At WWI’s end the entire nation turned to civilian diversions, and Sperry shifted gears as well. As the result of a conversation with Brig. Gen. Billy Mitchell, assistant chief of the U.S. Air Service, Sperry designed and built an inexpensive sport plane, the Sperry Messenger, which could reach 95 miles per hour. It had a 20-foot wingspan and was powered by a 3-cylinder radial engine that delivered 30 miles to the gallon.

Mitchell was so impressed by the design that the Army ordered a dozen for general service. The Messenger was also well received by civilian aviators and appeared at airports around the country.

Sperry used a Messenger to commute from his Brooklyn home to the factory on Long Island. He would routinely land and take off from the parade grounds on Parkside Avenue, adjacent to Prospect Park, and leave his aircraft at a convenient police station at the western end of the impromptu landing field. His home on Marlborough Road and the site of his initial aircraft production plant were within easy walking distance.

An experienced pilot with more than 4,000 hours of flight time, fully trained to fly by instruments alone, Sperry had no hesitation in taking off in any weather conditions. His personal aircraft was always fully equipped with instrumentation of his design. On December 23, 1923, he took off from Britain for a quick flight to France, undeterred by the fact that the Channel was fogbound. Somewhere en route, however, his luck ran out. Whether due to mechanical failure or inability to navigate over the Channel, he never reached his destination. The Messenger he had personally designed was found in the water. Sperry’s body was recovered on January 11, 1924.

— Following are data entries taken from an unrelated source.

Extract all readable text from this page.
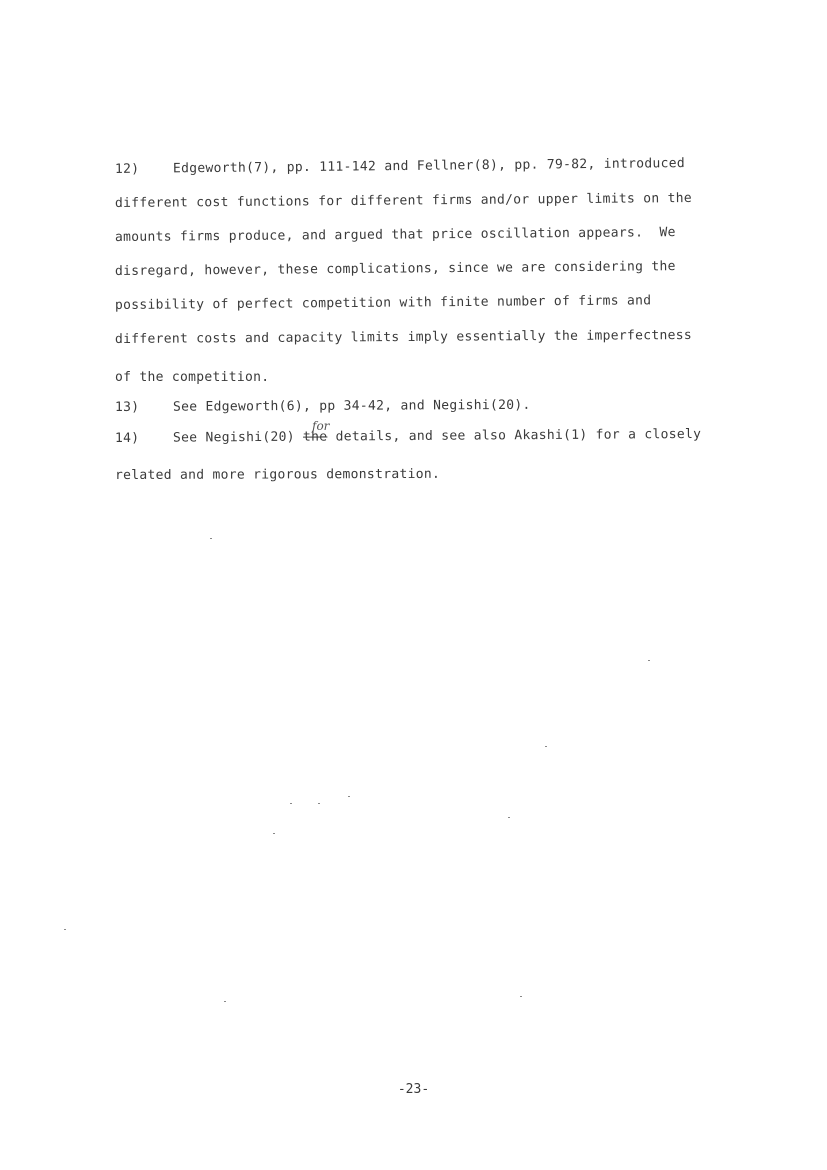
12)	Edgeworth(7), pp. 111-142 and Fellner(8), pp. 79-82, introduced
different cost functions for different firms and/or upper limits on the
amounts firms produce, and argued that price oscillation appears.  We
disregard, however, these complications, since we are considering the
possibility of perfect competition with finite number of firms and
different costs and capacity limits imply essentially the imperfectness
of the competition.
13)	See Edgeworth(6), pp 34-42, and Negishi(20).
for
14)	See Negishi(20) the details, and see also Akashi(1) for a closely
related and more rigorous demonstration.
-23-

The Sperry aircraft manufacturing effort did not survive the loss of Lawrence Sperry. Without his vision and ingenuity, the company could not cope with the increasing competition of inexpensive surplus World War I aircraft then being sold in enormous numbers by the government. But the name Sperry lives on today — a revered imprimatur among many aircraft factories that remains part of the nomenclature of aircraft instruments to this day. The autopilot and stabilization system was also adapted for marine use. All major passenger ships plying oceans today employ a Sperry-type stabilizer actuating a winglike device to dampen rolling. A form of the Sperry autopilot linked to a Sperry gyrocompass is in common use today on every ship of any size. The illustrious family name is also maintained today on the nameplates of diverse navigational equipment produced by the Sperry Marine Corporation, a division of Litton Industries Incorporated, as well as the Newport News Shipbuilding Corporation of Virginia.

Given Lawrence Sperry’s extraordinary productivity and fertile imagination, it seems especially tragic that he died so young. When he went down in the Channel at age 31, he had 23 patents related to aircraft safety in his name. Surely, had he lived longer, he would have come up with even more brilliant ideas and inventions to make flying easier, safer and more readily available to the public.